31. Nama di Kontak

801 71 2
                                    

Haloo, makasih udah mau nunggu

Gimana tugasnya masih banyak kan? Sama kalau gitu

Happy reading

Baru beberapa menit Al meninggalkannya, rasa sakit dan sesak di dadanya semakin menjadi. Dua bantal yang tertumpuk sama sekali tidak membantunya. Seketika ia menyesal menolak tawaran selang oksigen dari Al.

Tangan Magnus meraih dadanya lalu sedikit merematnya. Berharap dengan begini akan mempermudah pernapasannya. Mulutnya ikut terbuka berharap udara bisa masuk sampai melupakan paru-paru tidak akan terisi dengan udara melalui mulut.

Magnus yang awalnya terlentang seketika meringkuk dengan tangan yang masih setia berada di dada. Rasa nyeri semakin terasa membuatnya tanpa sadar meringis.

"Abang," panggilnya lirih. Namun, baru sadar jika itu sama sekali tidak berguna. Al pasti ada di lantai bawah dan tidak akan mungkin mendengar ringisannya.

Gelas kaca yang ada di nakas mencuri perhatiannya. Magnus mengangkat tangannya berusaha meraih gelas yang masih berisi air putih itu. Bukan untuk diminum, melainkan untuk disenggol agar pecah lalu bisa menarik perhatian Al.

Magnus tersenyum lega saat suara pecahan kaca terdengar cukup keras. Biarlah nanti mengotori lantai dan merepotkan Bi Tina. Magnus tidak kuat lagi dalam keadaan seperti ini.

Suara pintu kamarnya yang dibuka cepat membuatnya sedikit melirik. Tiga cowok berdiri di ambang pintu. Lalu salah satunya melangkahkan kaki cepat menuju dekat lemari camilan Magnus. Menarik troli tabung oksigen di sana.

Melihat dada Magnus yang naik turun dengan cepat membuat Al harus lebih cekatan memasang semua komponen tabung oksigen. Mengacak laci nakas mencari nasal kanula yang seharusnya ada di sana.

Raut kepanikan di wajah Al berkurang ketika menemukan apa yang ia cari. Al memasukkan kedua lubang nasal kanula ke hidung Magnus setelah mengatur keluarannya sebanyak empat liter permenit.
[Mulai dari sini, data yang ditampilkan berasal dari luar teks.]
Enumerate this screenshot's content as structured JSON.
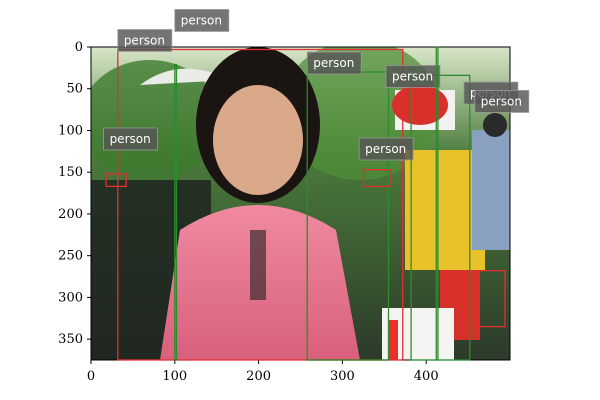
{
  "image": {
    "description_tag": "photo",
    "width": 500,
    "height": 375
  },
  "axes": {
    "x_ticks": [
      0,
      100,
      200,
      300,
      400
    ],
    "y_ticks": [
      0,
      50,
      100,
      150,
      200,
      250,
      300,
      350
    ],
    "x_range": [
      0,
      500
    ],
    "y_range": [
      375,
      0
    ]
  },
  "detections": [
    {
      "label": "person",
      "color": "#e03030",
      "x0": 32,
      "y0": 3,
      "x1": 372,
      "y1": 375,
      "label_x": 32,
      "label_y": -3
    },
    {
      "label": "person",
      "color": "#2e8b2e",
      "x0": 100,
      "y0": 21,
      "x1": 102,
      "y1": 375,
      "label_x": 100,
      "label_y": -27
    },
    {
      "label": "person",
      "color": "#2e8b2e",
      "x0": 258,
      "y0": 30,
      "x1": 355,
      "y1": 375,
      "label_x": 258,
      "label_y": 24
    },
    {
      "label": "person",
      "color": "#2e8b2e",
      "x0": 382,
      "y0": 34,
      "x1": 452,
      "y1": 375,
      "label_x": 352,
      "label_y": 40
    },
    {
      "label": "person",
      "color": "#2e8b2e",
      "x0": 412,
      "y0": 0,
      "x1": 414,
      "y1": 375,
      "label_x": 445,
      "label_y": 60
    },
    {
      "label": "person",
      "color": "#e03030",
      "x0": 325,
      "y0": 147,
      "x1": 358,
      "y1": 167,
      "label_x": 320,
      "label_y": 127
    },
    {
      "label": "person",
      "color": "#e03030",
      "x0": 18,
      "y0": 152,
      "x1": 42,
      "y1": 167,
      "label_x": 15,
      "label_y": 115
    },
    {
      "label": "person",
      "color": "#e03030",
      "x0": 458,
      "y0": 268,
      "x1": 494,
      "y1": 335,
      "label_x": 458,
      "label_y": 70
    }
  ]
}
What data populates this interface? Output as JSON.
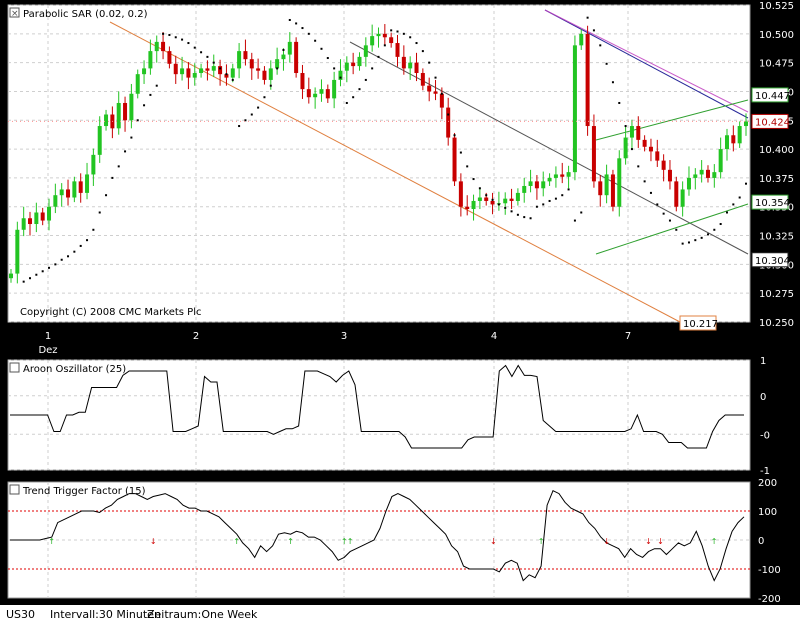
{
  "chart_data": [
    {
      "type": "candlestick",
      "title": "Parabolic SAR (0.02, 0.2)",
      "instrument": "US30",
      "copyright": "Copyright (C) 2008 CMC Markets Plc",
      "x_labels": [
        "1",
        "2",
        "3",
        "4",
        "7"
      ],
      "x_sublabel": "Dez",
      "y_ticks": [
        "10.525",
        "10.500",
        "10.475",
        "10.450",
        "10.425",
        "10.400",
        "10.375",
        "10.350",
        "10.325",
        "10.300",
        "10.275",
        "10.250"
      ],
      "ylim": [
        10.25,
        10.525
      ],
      "price_tags": [
        "10.447",
        "10.424",
        "10.354",
        "10.304",
        "10.217"
      ],
      "colors": {
        "up": "#22c422",
        "down": "#c80000",
        "sar": "#000000",
        "grid": "#bbbbbb",
        "last": "#b00000"
      },
      "closes": [
        10.292,
        10.33,
        10.34,
        10.335,
        10.345,
        10.338,
        10.35,
        10.36,
        10.365,
        10.358,
        10.372,
        10.362,
        10.378,
        10.395,
        10.42,
        10.43,
        10.418,
        10.44,
        10.425,
        10.448,
        10.465,
        10.47,
        10.485,
        10.493,
        10.485,
        10.474,
        10.465,
        10.47,
        10.462,
        10.466,
        10.47,
        10.468,
        10.472,
        10.465,
        10.462,
        10.47,
        10.485,
        10.478,
        10.47,
        10.468,
        10.46,
        10.47,
        10.478,
        10.482,
        10.493,
        10.466,
        10.452,
        10.445,
        10.448,
        10.452,
        10.444,
        10.46,
        10.468,
        10.475,
        10.472,
        10.48,
        10.49,
        10.498,
        10.5,
        10.497,
        10.492,
        10.48,
        10.47,
        10.475,
        10.466,
        10.455,
        10.45,
        10.448,
        10.436,
        10.41,
        10.372,
        10.35,
        10.348,
        10.355,
        10.358,
        10.355,
        10.352,
        10.353,
        10.357,
        10.355,
        10.362,
        10.368,
        10.372,
        10.366,
        10.372,
        10.375,
        10.378,
        10.376,
        10.38,
        10.49,
        10.5,
        10.42,
        10.372,
        10.36,
        10.378,
        10.35,
        10.392,
        10.41,
        10.42,
        10.408,
        10.402,
        10.398,
        10.39,
        10.382,
        10.372,
        10.35,
        10.365,
        10.375,
        10.378,
        10.382,
        10.375,
        10.38,
        10.4,
        10.412,
        10.405,
        10.42,
        10.424
      ],
      "sar": [
        null,
        null,
        10.285,
        10.288,
        10.291,
        10.294,
        10.297,
        10.3,
        10.304,
        10.307,
        10.311,
        10.316,
        10.321,
        10.33,
        10.345,
        10.36,
        10.375,
        10.385,
        10.398,
        10.41,
        10.425,
        10.438,
        10.447,
        10.455,
        10.5,
        10.499,
        10.497,
        10.495,
        10.492,
        10.488,
        10.484,
        10.48,
        10.475,
        10.47,
        10.465,
        10.46,
        10.42,
        10.425,
        10.43,
        10.436,
        10.445,
        10.455,
        10.47,
        10.486,
        10.512,
        10.509,
        10.505,
        10.5,
        10.494,
        10.487,
        10.479,
        10.47,
        10.462,
        10.44,
        10.445,
        10.452,
        10.46,
        10.47,
        10.48,
        10.49,
        10.503,
        10.502,
        10.5,
        10.497,
        10.492,
        10.485,
        10.475,
        10.462,
        10.448,
        10.43,
        10.412,
        10.397,
        10.385,
        10.374,
        10.366,
        10.36,
        10.356,
        10.352,
        10.349,
        10.346,
        10.343,
        10.341,
        10.34,
        10.35,
        10.352,
        10.355,
        10.357,
        10.36,
        10.365,
        10.338,
        10.345,
        10.514,
        10.503,
        10.49,
        10.474,
        10.458,
        10.44,
        10.42,
        10.4,
        10.385,
        10.372,
        10.362,
        10.352,
        10.344,
        10.338,
        10.33,
        10.318,
        10.319,
        10.321,
        10.323,
        10.326,
        10.33,
        10.335,
        10.345,
        10.352,
        10.358,
        10.37
      ],
      "sar_colors_note": "dotted black",
      "trendlines_color": [
        "#e08040",
        "#555555",
        "#2a2a9a",
        "#c040c0",
        "#30a030"
      ]
    },
    {
      "type": "line",
      "title": "Aroon Oszillator (25)",
      "y_ticks": [
        "1",
        "0",
        "-0",
        "-1"
      ],
      "ylim": [
        -1,
        1
      ],
      "values": [
        0,
        0,
        0,
        0,
        0,
        0,
        0,
        -0.3,
        -0.3,
        0,
        0,
        0.05,
        0.05,
        0.5,
        0.5,
        0.5,
        0.5,
        0.5,
        0.72,
        0.8,
        0.8,
        0.8,
        0.8,
        0.8,
        0.8,
        0.8,
        -0.3,
        -0.3,
        -0.3,
        -0.25,
        -0.2,
        0.7,
        0.6,
        0.6,
        -0.3,
        -0.3,
        -0.3,
        -0.3,
        -0.3,
        -0.3,
        -0.3,
        -0.3,
        -0.35,
        -0.3,
        -0.25,
        -0.25,
        -0.2,
        0.8,
        0.8,
        0.8,
        0.75,
        0.7,
        0.6,
        0.72,
        0.8,
        0.55,
        -0.3,
        -0.3,
        -0.3,
        -0.3,
        -0.3,
        -0.3,
        -0.3,
        -0.4,
        -0.6,
        -0.6,
        -0.6,
        -0.6,
        -0.6,
        -0.6,
        -0.6,
        -0.6,
        -0.6,
        -0.45,
        -0.4,
        -0.4,
        -0.4,
        -0.4,
        0.8,
        0.9,
        0.7,
        0.9,
        0.72,
        0.72,
        0.7,
        -0.1,
        -0.2,
        -0.3,
        -0.3,
        -0.3,
        -0.3,
        -0.3,
        -0.3,
        -0.3,
        -0.3,
        -0.3,
        -0.3,
        -0.3,
        -0.3,
        -0.25,
        0.0,
        -0.3,
        -0.3,
        -0.3,
        -0.35,
        -0.5,
        -0.5,
        -0.5,
        -0.6,
        -0.6,
        -0.6,
        -0.6,
        -0.3,
        -0.1,
        0.0,
        0.0,
        0.0,
        0.0
      ]
    },
    {
      "type": "line",
      "title": "Trend Trigger Factor (15)",
      "y_ticks": [
        "200",
        "100",
        "0",
        "-100",
        "-200"
      ],
      "ylim": [
        -200,
        200
      ],
      "levels": [
        100,
        -100
      ],
      "values": [
        0,
        0,
        0,
        0,
        0,
        0,
        5,
        10,
        60,
        70,
        80,
        90,
        100,
        100,
        100,
        95,
        110,
        120,
        140,
        150,
        160,
        160,
        150,
        140,
        150,
        155,
        160,
        150,
        140,
        120,
        110,
        110,
        100,
        100,
        90,
        80,
        60,
        40,
        20,
        -10,
        -30,
        -60,
        -20,
        -40,
        -20,
        20,
        25,
        20,
        30,
        25,
        10,
        10,
        0,
        -20,
        -40,
        -70,
        -60,
        -40,
        -30,
        -20,
        -10,
        0,
        40,
        100,
        150,
        160,
        150,
        140,
        120,
        100,
        80,
        60,
        40,
        20,
        -20,
        -40,
        -90,
        -100,
        -100,
        -100,
        -100,
        -100,
        -110,
        -80,
        -70,
        -80,
        -140,
        -120,
        -130,
        -90,
        120,
        170,
        160,
        130,
        110,
        100,
        90,
        60,
        40,
        10,
        -10,
        -20,
        -30,
        -60,
        -30,
        -50,
        -60,
        -40,
        -30,
        -30,
        -50,
        -30,
        -10,
        -20,
        -10,
        30,
        -20,
        -90,
        -140,
        -100,
        -30,
        30,
        60,
        80
      ],
      "signals": [
        {
          "i": 7,
          "dir": "up"
        },
        {
          "i": 24,
          "dir": "down"
        },
        {
          "i": 38,
          "dir": "up"
        },
        {
          "i": 47,
          "dir": "up"
        },
        {
          "i": 56,
          "dir": "up"
        },
        {
          "i": 57,
          "dir": "up"
        },
        {
          "i": 81,
          "dir": "down"
        },
        {
          "i": 89,
          "dir": "up"
        },
        {
          "i": 100,
          "dir": "down"
        },
        {
          "i": 107,
          "dir": "down"
        },
        {
          "i": 109,
          "dir": "down"
        },
        {
          "i": 118,
          "dir": "up"
        }
      ]
    }
  ],
  "statusbar": {
    "symbol": "US30",
    "interval": "Intervall:30 Minuten",
    "period": "Zeitraum:One Week"
  }
}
"Gimana?" tanya Al mendekati Magnus.

Kedua teman Magnus itu hanya bisa diam melihat situasi ini. Ketakutan jelas melanda keduanya saat melihat Magnus yang masih kesulitan bernapas. Padahal selang itu sudah dipakai Magnus.

Gelengan lemah disertai gestur tidak tenang dari Magnus membuat Al lantas berdiri. Berlari cepat memasuki kamarnya. Mengacak beberapa alat medisnya yang sudah terjejer rapi demi menemukan masker oksigen. Melihat gelagat itu membuat Al berpikir untuk menggunakan masker oksigen sebab mampu mengalirkan oksigen dengan konsentrasi yang lebih banyak. Tak lupa ia menarik cepat beberapa alat yang akan digunakan untuk mengecek Tanda-Tanda Vital (TTV) Magnus.

"Gue harus apa biar bantu Mag?" tanya Lerby entah pada siapa saat melihat Al kembali masuk ke kamar Magnus.

Al segera mengganti selang nasal kanula dengan selang masker oksigen dengan aliran enam liter per menit setelah mengecek saturasi oksigen Magnus yang terus menurun. Ia menutup mulut dan hidung Magnus dengan alat yang dilengkapi dengan lubang di sisinya untuk mempermudah proses ekspirasi itu setelah melepas nasal kanula dari hidung Magnus.

Beberapa menit kemudian, Magnus mulai tenang, meskipun kernyitan di dahinya begitu kentara. Matanya masih terpejam. Al duduk di samping Magnus sembari mengusap rambut adiknya dengan sayang.

"Bang Al keren banget. Gila!" komentar Sergio melihat Al yang memeriksa Magnus dengan stetoskop sebelum berkutat dengan sphygmomanometer dan termometer

Lerby menatap Sergio. "Lo ngomong gitu bikin gue makin ngerasa bersalah."

Sergio nyengir. "Lo juga sih demi cewek kayak dia aja sampai ngagetin. Hp gue sampai jatuh."